As the funeral came to its end, we were instructed to turn to the lyrics of “When the Saints Go Marching In” at the back of the program; we were to sing, as it was one of his favorites. The piano player keyed through the first couple of measures of the song, and though a few people began to sing, it seemed the rest of the room was waiting for a cue to begin. Then, various guests began to jump in, looking around, attempting to unify. Within moments, the entire room had finally joined in, but out of the fifty, or so, people present, no two people could find a place together in the music.
The room filled with a strange cacophony of jumbled lyrics and off-key voices, and a few people turned toward each other with knitted brows, pausing, starting again, pausing. I imagined my grandfather in one of the seats among us, in the midst of the absurd disassembly of voices, with his mouth open wide, laughing with his whole body. And I laughed.

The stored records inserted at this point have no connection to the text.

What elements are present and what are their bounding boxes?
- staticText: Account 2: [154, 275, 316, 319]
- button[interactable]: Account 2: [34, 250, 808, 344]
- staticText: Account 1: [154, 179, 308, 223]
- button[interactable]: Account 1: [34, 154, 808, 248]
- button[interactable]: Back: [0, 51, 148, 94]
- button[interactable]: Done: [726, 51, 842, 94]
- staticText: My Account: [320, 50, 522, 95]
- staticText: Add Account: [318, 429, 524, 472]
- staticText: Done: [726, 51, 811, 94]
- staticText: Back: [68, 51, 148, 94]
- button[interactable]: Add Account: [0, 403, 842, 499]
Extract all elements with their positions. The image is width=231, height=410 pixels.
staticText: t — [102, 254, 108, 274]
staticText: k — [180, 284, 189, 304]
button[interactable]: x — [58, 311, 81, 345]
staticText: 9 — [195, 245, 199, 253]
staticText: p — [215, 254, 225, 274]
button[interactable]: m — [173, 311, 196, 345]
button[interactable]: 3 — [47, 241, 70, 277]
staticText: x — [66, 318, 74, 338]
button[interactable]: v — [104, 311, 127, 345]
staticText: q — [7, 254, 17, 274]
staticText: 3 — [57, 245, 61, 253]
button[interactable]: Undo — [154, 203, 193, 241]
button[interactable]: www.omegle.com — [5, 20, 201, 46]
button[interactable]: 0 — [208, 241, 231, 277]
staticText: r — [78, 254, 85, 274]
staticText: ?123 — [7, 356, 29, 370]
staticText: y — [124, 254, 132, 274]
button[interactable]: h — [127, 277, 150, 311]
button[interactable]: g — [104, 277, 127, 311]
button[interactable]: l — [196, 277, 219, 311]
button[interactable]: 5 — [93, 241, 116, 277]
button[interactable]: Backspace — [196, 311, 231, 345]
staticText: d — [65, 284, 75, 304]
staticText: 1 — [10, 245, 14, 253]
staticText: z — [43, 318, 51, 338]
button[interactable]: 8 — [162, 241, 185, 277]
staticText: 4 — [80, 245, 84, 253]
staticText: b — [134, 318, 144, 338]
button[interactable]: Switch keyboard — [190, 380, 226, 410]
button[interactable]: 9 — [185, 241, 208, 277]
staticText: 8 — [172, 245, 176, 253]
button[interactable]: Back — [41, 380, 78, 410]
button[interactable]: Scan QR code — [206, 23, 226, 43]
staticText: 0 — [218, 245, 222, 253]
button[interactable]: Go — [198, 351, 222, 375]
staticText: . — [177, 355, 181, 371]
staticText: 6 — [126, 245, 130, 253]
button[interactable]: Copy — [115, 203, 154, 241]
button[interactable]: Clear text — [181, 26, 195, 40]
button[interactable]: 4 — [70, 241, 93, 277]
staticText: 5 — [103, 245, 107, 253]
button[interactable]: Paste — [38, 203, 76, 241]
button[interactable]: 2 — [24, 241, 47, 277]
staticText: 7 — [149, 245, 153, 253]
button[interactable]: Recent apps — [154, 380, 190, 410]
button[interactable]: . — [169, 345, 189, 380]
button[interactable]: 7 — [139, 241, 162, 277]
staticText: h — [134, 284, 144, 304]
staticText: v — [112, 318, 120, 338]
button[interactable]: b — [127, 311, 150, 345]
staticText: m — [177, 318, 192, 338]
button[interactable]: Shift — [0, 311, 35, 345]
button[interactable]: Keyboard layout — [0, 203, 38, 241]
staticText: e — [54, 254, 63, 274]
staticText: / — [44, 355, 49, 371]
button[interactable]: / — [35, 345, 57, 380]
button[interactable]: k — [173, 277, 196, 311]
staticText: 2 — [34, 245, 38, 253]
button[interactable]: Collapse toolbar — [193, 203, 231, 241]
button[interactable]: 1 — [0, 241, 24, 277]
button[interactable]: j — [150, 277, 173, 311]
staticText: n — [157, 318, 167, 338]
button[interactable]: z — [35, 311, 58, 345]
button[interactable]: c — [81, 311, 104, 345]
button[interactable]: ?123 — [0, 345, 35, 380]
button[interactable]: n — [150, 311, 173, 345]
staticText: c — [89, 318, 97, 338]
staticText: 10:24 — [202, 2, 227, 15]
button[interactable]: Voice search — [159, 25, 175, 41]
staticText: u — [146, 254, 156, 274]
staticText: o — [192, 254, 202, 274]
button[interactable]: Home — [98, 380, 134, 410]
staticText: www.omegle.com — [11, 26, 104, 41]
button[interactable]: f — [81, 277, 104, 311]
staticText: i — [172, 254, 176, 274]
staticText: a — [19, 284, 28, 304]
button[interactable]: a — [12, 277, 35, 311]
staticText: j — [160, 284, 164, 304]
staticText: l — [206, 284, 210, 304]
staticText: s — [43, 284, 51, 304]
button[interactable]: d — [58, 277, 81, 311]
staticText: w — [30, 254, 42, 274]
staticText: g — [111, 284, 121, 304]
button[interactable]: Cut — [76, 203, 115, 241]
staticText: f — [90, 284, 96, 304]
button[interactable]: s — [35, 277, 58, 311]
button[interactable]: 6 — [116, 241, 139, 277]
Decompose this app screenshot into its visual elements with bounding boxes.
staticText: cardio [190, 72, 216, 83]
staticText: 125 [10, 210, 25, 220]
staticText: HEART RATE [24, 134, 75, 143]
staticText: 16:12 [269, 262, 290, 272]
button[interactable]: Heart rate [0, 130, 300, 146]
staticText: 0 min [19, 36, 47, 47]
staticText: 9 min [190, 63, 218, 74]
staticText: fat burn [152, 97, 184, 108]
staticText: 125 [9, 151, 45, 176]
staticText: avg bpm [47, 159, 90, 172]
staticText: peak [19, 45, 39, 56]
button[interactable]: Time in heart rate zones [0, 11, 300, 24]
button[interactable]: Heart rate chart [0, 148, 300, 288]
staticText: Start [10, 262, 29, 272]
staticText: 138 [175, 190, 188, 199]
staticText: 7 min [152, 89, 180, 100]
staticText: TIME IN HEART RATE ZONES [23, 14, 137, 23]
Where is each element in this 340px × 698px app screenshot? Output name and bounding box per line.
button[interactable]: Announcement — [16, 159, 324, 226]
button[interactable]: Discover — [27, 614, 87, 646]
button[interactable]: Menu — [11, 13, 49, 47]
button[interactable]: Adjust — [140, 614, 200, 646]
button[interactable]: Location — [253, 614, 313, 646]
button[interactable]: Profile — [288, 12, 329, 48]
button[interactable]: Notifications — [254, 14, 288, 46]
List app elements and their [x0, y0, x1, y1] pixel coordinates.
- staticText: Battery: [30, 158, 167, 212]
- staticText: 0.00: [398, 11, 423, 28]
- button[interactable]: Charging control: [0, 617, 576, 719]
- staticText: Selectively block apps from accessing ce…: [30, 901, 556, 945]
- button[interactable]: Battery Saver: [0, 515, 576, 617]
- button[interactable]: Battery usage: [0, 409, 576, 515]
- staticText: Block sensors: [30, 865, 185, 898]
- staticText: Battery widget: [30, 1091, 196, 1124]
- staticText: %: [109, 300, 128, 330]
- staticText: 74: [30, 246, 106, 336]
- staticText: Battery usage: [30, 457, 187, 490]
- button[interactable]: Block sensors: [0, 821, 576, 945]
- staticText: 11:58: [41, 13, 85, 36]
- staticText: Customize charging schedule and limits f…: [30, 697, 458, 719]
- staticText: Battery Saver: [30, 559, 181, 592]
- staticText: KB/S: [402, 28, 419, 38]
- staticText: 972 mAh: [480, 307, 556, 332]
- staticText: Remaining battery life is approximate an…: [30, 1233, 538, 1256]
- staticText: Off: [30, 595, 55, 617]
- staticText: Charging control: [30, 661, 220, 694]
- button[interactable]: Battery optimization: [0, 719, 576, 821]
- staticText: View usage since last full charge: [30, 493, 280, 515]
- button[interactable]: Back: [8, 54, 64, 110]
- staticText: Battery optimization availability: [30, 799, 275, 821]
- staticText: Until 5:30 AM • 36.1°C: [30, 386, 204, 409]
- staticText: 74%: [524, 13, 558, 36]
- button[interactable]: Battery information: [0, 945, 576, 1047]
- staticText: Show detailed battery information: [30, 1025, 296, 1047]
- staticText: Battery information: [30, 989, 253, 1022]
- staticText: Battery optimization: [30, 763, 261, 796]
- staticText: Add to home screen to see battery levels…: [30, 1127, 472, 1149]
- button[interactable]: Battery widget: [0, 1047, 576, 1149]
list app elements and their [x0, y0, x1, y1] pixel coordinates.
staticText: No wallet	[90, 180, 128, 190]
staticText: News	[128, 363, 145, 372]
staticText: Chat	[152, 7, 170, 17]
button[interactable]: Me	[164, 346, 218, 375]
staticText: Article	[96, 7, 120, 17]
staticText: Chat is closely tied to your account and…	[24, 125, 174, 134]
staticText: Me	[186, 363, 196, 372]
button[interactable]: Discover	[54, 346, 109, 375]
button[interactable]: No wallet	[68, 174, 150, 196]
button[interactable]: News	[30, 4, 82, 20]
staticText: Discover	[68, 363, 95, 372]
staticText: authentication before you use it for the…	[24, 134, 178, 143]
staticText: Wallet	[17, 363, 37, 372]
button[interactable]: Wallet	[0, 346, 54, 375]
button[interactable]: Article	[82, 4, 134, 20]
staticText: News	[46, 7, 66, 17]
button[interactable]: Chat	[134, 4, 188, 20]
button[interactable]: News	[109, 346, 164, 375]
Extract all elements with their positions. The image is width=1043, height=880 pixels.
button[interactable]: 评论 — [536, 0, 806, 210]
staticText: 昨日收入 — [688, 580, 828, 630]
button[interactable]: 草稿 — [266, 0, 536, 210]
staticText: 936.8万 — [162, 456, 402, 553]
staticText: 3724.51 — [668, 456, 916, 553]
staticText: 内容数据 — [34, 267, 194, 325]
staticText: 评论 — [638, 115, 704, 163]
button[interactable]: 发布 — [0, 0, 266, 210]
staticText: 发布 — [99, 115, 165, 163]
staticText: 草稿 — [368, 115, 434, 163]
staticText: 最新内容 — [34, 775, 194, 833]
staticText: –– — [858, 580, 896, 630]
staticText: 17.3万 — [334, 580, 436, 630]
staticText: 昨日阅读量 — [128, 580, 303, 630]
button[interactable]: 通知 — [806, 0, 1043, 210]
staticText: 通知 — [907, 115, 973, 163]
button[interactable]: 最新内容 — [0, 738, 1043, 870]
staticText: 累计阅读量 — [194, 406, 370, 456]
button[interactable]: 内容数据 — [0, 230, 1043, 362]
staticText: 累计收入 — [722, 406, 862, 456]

Eight years later, I was visiting my parents, and I came across a poem by Bertha Adams Backus, scrawled out on a loose leaf sheet of paper in my grandfather’s handwriting. There on the page—though in the words of another—was the man who would have laughed at his own funeral. On many days when it’s easy to feel low and small and sad, I think of these words that he valued. And his laugh.
“Then Laugh” by Bertha Adams Backus
Build for yourself a strong box,
fashion each part with care;
When it’s strong as your hand can make it,
put all your troubles there;
Hide there all thought of your failures;
and each bitter cup that you quaff;
Lock all your heartaches within it,
Then sit on the lid and laugh.
Tell no one else its contents,
Never its secrets share;
When you’ve dropped in your care and worry
keep them forever there;
Hide them from sight so completely
That the world will never dream half;
Fasten the strongbox securely—
Then sit on the lid and laugh.
Caitlin Stuckey, GR ’10, is an instructor of English at Indiana State University.